Além do mais, não custa lembrar que a indústria não manipula as pessoas como se fossem fantoches, e essas mesmas pessoas não são um poço profundo de preconceitos. Esse tipo de coisa só funciona nas charges (e das bem ruins, por sinal). Não quero dar a entender, de novo, que a tal da indústria, pra me valer do termo da Djamila, é uma coisa neutra do começo ao fim, mas é preciso reconhecer que ela é pelo menos mais neutra e alheia do que a esquerda tende a aceitar que ela é. Já apresentei os rudimentos: vendo o que o povo compra. Pode-se interpretar como um momento hipócrita ou como mais uma traquinagem desses capetalistas de plantão, mas é preciso reconhecer, ainda, que o combate à estigmatização mais cedo ou mais tarde terá de passar pelas instâncias mercadológicas, e se as pessoas comuns não conseguirem atribuir valor (e quanto a isto sou bem claro: valor de mercado) à cultura negra, acho um tanto difícil que os estigmas parem de agrilhoar.

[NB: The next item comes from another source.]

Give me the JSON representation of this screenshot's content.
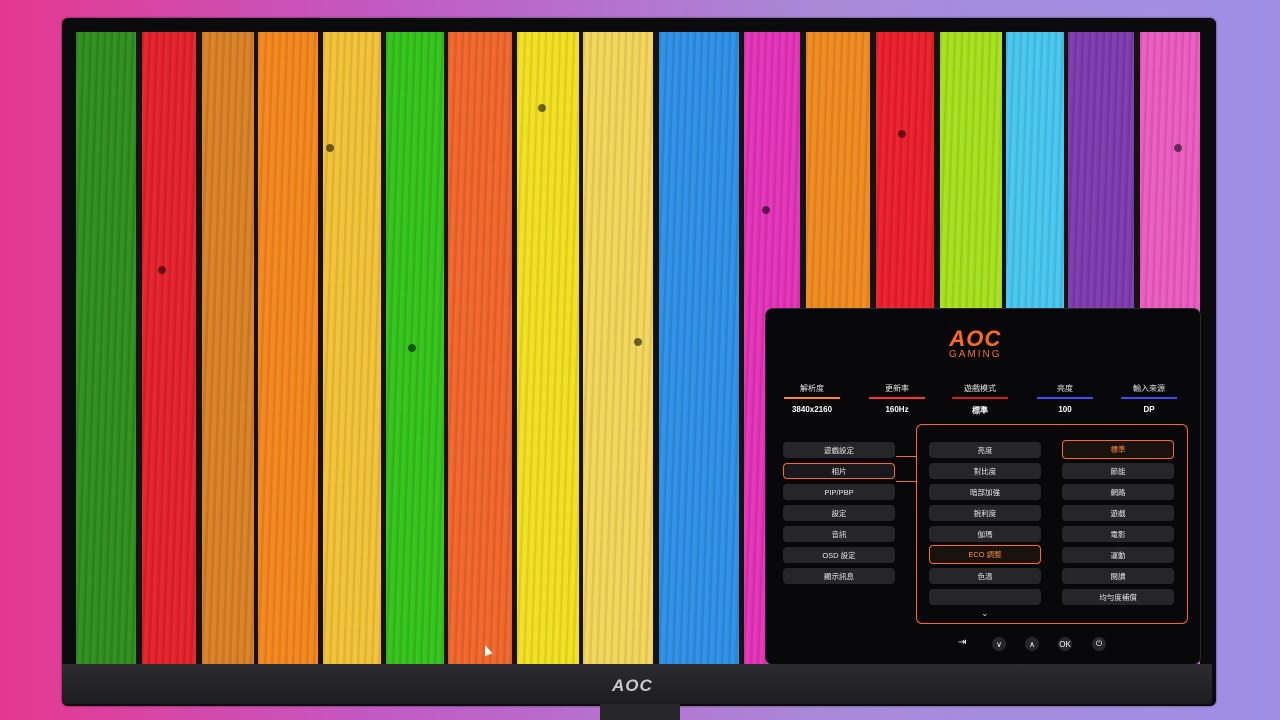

Não venho, povo da Galileia, dar soluções. Essa não é uma redação do ENEM. O argumento do sistema é muito mais amplo, e que ele mais cedo ou mais tarde vá bater na porta do capetalismo não espanta: enxerga-se que a raiz da estigmatização social estaria na raiz da própria sociedade capetalista. Não me parece um raciocínio lá muito válido, mesmo porque não vejo nada que indique que num regime capetalista (em especial se tomarmos as configurações de livre mercado) a estigmatização deva ser uma peça necessária ao quebra-cabeças. Se considerarmos que o preconceito racial é uma espécie de demônio que se ajusta aos confinamentos que tentamos lhe impôr, não sei porque motivo seria tão adequado assim descartarmos do baralho uma carta que possui como princípio a geração de valor. Claro que, se digo isto, então de algum modo pressuponho que o objetivo de todos os que criticam a apropriação cultural seja a supressão de uma sociedade de classes. Pode ser que o que se reivindique seja, justamente, um modo de permitir que a cultura estigmatizada gere valor por aquilo que ela é e não por ser apenas e tão somente um acessório mais ou menos fashion. Em ser um aviso aos indivíduos que pagaram por aquele artefato, pode ser também um modo de chamar atenção não para o fato de que doravante estão impedidos de usarem aquilo, senão que poderiam, aproveitando-se do fato de que já estão usando mesmo, prestar mais atenção nas estigmatizações com que adoçam o café. Não me parecem maneiras absurdas de se encarar a situação.